Medical Uses for Stimulants – Stimulants are effective in treating cognitive disturbances in HIV patients and in cancer patients going through cranial irradiation. Some stimulant drugs, such as Adderall and Concerta, are useful in controlling the impulsive behaviours, inattentiveness, and hyperactivity that are associated with attention-deficit/hyperactivity disorder (ADHD).
Stimulants are used to help people with narcolepsy stay awake. Because stimulants relax the bronchial muscles, almost all asthma medications contain stimulants.

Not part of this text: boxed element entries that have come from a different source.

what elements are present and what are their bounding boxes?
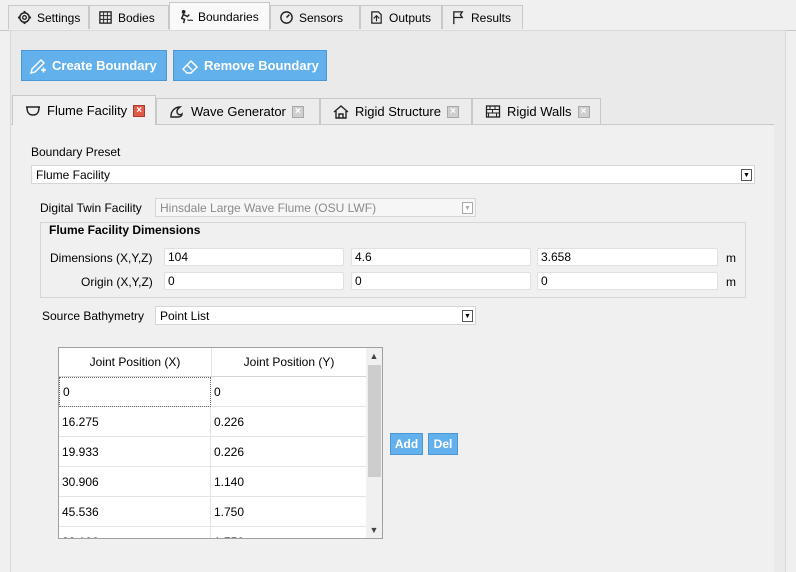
dimension-y-field[interactable]: 4.6 xyxy=(351,248,531,266)
tab-bodies[interactable]: Bodies xyxy=(89,5,169,29)
table-cell[interactable]: 1.750 xyxy=(211,527,366,538)
pencil-plus-icon xyxy=(29,58,46,74)
table-row: 30.906 1.140 xyxy=(59,467,366,497)
boundary-preset-select[interactable]: Flume Facility ▼ xyxy=(31,165,755,184)
origin-x-field[interactable]: 0 xyxy=(164,272,344,290)
close-icon[interactable]: × xyxy=(446,105,459,118)
gear-icon xyxy=(17,10,32,25)
tab-sensors[interactable]: Sensors xyxy=(270,5,360,29)
create-boundary-button[interactable]: Create Boundary xyxy=(21,50,167,81)
bathymetry-table: Joint Position (X) Joint Position (Y) 0 … xyxy=(58,347,383,539)
add-row-button[interactable]: Add xyxy=(390,433,423,455)
tab-outputs[interactable]: Outputs xyxy=(360,5,442,29)
table-cell[interactable]: 0.226 xyxy=(211,407,366,437)
chevron-down-icon[interactable]: ▼ xyxy=(366,522,382,538)
table-cell[interactable]: 0 xyxy=(59,377,211,407)
flag-icon xyxy=(453,11,464,25)
dimensions-label: Dimensions (X,Y,Z) xyxy=(50,251,153,265)
table-cell[interactable]: 1.140 xyxy=(211,467,366,497)
source-bathymetry-select[interactable]: Point List ▼ xyxy=(155,306,476,325)
table-header: Joint Position (X) Joint Position (Y) xyxy=(59,348,366,377)
gauge-icon xyxy=(280,11,293,24)
delete-row-button[interactable]: Del xyxy=(428,433,458,455)
tab-rigid-walls[interactable]: Rigid Walls × xyxy=(472,98,601,124)
close-icon[interactable]: × xyxy=(577,105,590,118)
tab-wave-generator[interactable]: Wave Generator × xyxy=(156,98,320,124)
table-row: 82.106 1.750 xyxy=(59,527,366,538)
table-cell[interactable]: 1.750 xyxy=(211,497,366,527)
tab-label: Results xyxy=(471,10,512,25)
boundary-preset-label: Boundary Preset xyxy=(31,145,121,159)
table-cell[interactable]: 82.106 xyxy=(59,527,211,538)
table-scrollbar[interactable]: ▲ ▼ xyxy=(366,348,382,538)
grid-icon xyxy=(99,11,112,24)
export-icon xyxy=(371,11,382,24)
house-icon xyxy=(333,105,349,119)
table-row: 16.275 0.226 xyxy=(59,407,366,437)
chevron-down-icon: ▼ xyxy=(741,169,752,181)
origin-z-field[interactable]: 0 xyxy=(537,272,718,290)
chevron-down-icon: ▼ xyxy=(462,310,473,322)
table-cell[interactable]: 45.536 xyxy=(59,497,211,527)
chevron-up-icon[interactable]: ▲ xyxy=(366,348,382,364)
tab-results[interactable]: Results xyxy=(442,5,523,29)
unit-label: m xyxy=(726,275,736,289)
tab-label: Sensors xyxy=(299,10,344,25)
table-cell[interactable]: 30.906 xyxy=(59,467,211,497)
table-cell[interactable]: 0.226 xyxy=(211,437,366,467)
column-header-y[interactable]: Joint Position (Y) xyxy=(211,348,366,376)
digital-twin-facility-select[interactable]: Hinsdale Large Wave Flume (OSU LWF) ▼ xyxy=(155,198,476,217)
tab-label: Boundaries xyxy=(198,9,259,24)
column-header-x[interactable]: Joint Position (X) xyxy=(59,348,211,376)
eraser-icon xyxy=(181,59,199,74)
table-cell[interactable]: 0 xyxy=(211,377,366,407)
table-cell[interactable]: 19.933 xyxy=(59,437,211,467)
tab-settings[interactable]: Settings xyxy=(8,5,89,29)
unit-label: m xyxy=(726,251,736,265)
tab-boundaries[interactable]: Boundaries xyxy=(169,2,270,30)
tab-label: Bodies xyxy=(118,10,155,25)
wave-person-icon xyxy=(180,9,193,24)
group-title: Flume Facility Dimensions xyxy=(49,223,201,237)
table-row: 19.933 0.226 xyxy=(59,437,366,467)
table-cell[interactable]: 16.275 xyxy=(59,407,211,437)
flume-icon xyxy=(26,106,40,116)
tab-label: Outputs xyxy=(389,10,432,25)
close-icon[interactable]: × xyxy=(133,104,146,117)
origin-y-field[interactable]: 0 xyxy=(351,272,531,290)
close-icon[interactable]: × xyxy=(291,105,304,118)
chevron-down-icon: ▼ xyxy=(462,202,473,214)
remove-boundary-button[interactable]: Remove Boundary xyxy=(173,50,327,81)
dimension-x-field[interactable]: 104 xyxy=(164,248,344,266)
source-bathymetry-label: Source Bathymetry xyxy=(42,309,145,323)
scrollbar-thumb[interactable] xyxy=(368,365,381,477)
digital-twin-facility-label: Digital Twin Facility xyxy=(40,201,142,215)
wave-icon xyxy=(170,106,183,118)
tab-label: Settings xyxy=(37,10,81,25)
brick-wall-icon xyxy=(485,105,501,118)
table-row: 0 0 xyxy=(59,377,366,407)
origin-label: Origin (X,Y,Z) xyxy=(81,275,153,289)
table-row: 45.536 1.750 xyxy=(59,497,366,527)
tab-rigid-structure[interactable]: Rigid Structure × xyxy=(320,98,472,124)
tab-flume-facility[interactable]: Flume Facility × xyxy=(12,95,156,125)
dimension-z-field[interactable]: 3.658 xyxy=(537,248,718,266)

Effects of Stimulant: Stimulants are generally abused for their euphoric, energetic effects. In the short term, stimulant effects can be very pleasurable and may include:
- Intense feelings of happiness.
- Increased energy/sociability and self-esteem.
- Improved attention.
- Increased sexual desire and performance.
- Opened breathing passages/easier breathing.
- Suppressed appetite.
The effects of stimulant use can extend well beyond the short-term high. Many users disregard the future in favor of a blissful short-term high, but the potential harm associated with ongoing use should not be ignored.

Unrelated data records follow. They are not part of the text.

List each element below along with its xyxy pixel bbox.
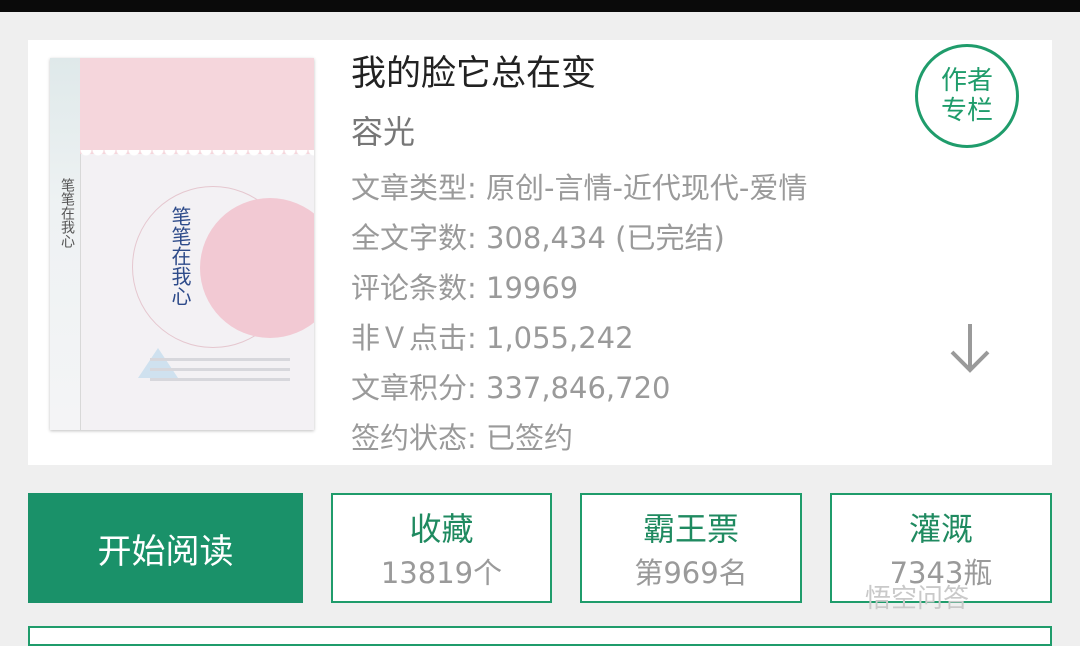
book-cover-image[interactable]: 笔笔在我心 笔笔在我心	[50, 58, 314, 430]
author-column-label-2: 专栏	[940, 96, 993, 126]
status-bar	[0, 0, 1080, 12]
book-info-card: 笔笔在我心 笔笔在我心 我的脸它总在变 容光 文章类型: 原创-言情-近代现代-…	[28, 40, 1052, 465]
cover-spine-title: 笔笔在我心	[59, 178, 75, 248]
ticket-button[interactable]: 霸王票 第969名	[580, 493, 802, 603]
cover-lace	[80, 150, 314, 160]
ticket-rank: 第969名	[634, 556, 748, 590]
arrow-down-icon[interactable]	[946, 320, 994, 376]
start-reading-label: 开始阅读	[97, 531, 234, 572]
info-comment-count: 评论条数: 19969	[351, 271, 579, 305]
start-reading-button[interactable]: 开始阅读	[28, 493, 303, 603]
watermark: 悟空问答	[865, 584, 970, 614]
irrigate-label: 灌溉	[908, 510, 973, 548]
author-column-button[interactable]: 作者 专栏	[915, 44, 1019, 148]
info-category: 文章类型: 原创-言情-近代现代-爱情	[351, 171, 808, 205]
info-click-count: 非Ｖ点击: 1,055,242	[351, 321, 634, 355]
next-section-edge	[28, 626, 1052, 646]
collect-count: 13819个	[380, 556, 503, 590]
info-word-count: 全文字数: 308,434 (已完结)	[351, 221, 725, 255]
book-title: 我的脸它总在变	[351, 54, 597, 94]
cover-pink-band	[80, 58, 314, 154]
cover-title: 笔笔在我心	[168, 206, 192, 306]
ticket-label: 霸王票	[642, 510, 739, 548]
author-column-label-1: 作者	[940, 66, 993, 96]
cover-text-lines	[150, 358, 290, 408]
info-score: 文章积分: 337,846,720	[351, 371, 671, 405]
book-author[interactable]: 容光	[351, 110, 415, 154]
collect-button[interactable]: 收藏 13819个	[331, 493, 552, 603]
collect-label: 收藏	[409, 510, 474, 548]
cover-spine: 笔笔在我心	[50, 58, 81, 430]
info-sign-status: 签约状态: 已签约	[351, 421, 573, 455]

Physical effects of stimulant abuse include:
- Increased heart rate.
- Heightened blood pressure.
- Very high body temperature.
- Muscle shakes or tremors.
- Extreme weight loss.
- Reduced sexual functioning.
- Gastrointestinal problems.
- Muscle deterioration.
- Chronic exhaustion.
- Cardiovascular damage.
- Breathing problems.
- Cerebral haemorrhage.
It is important to recognize the negative consequences of stimulant abuse, as they underscore the ugly truth behind the euphoric stimulant high.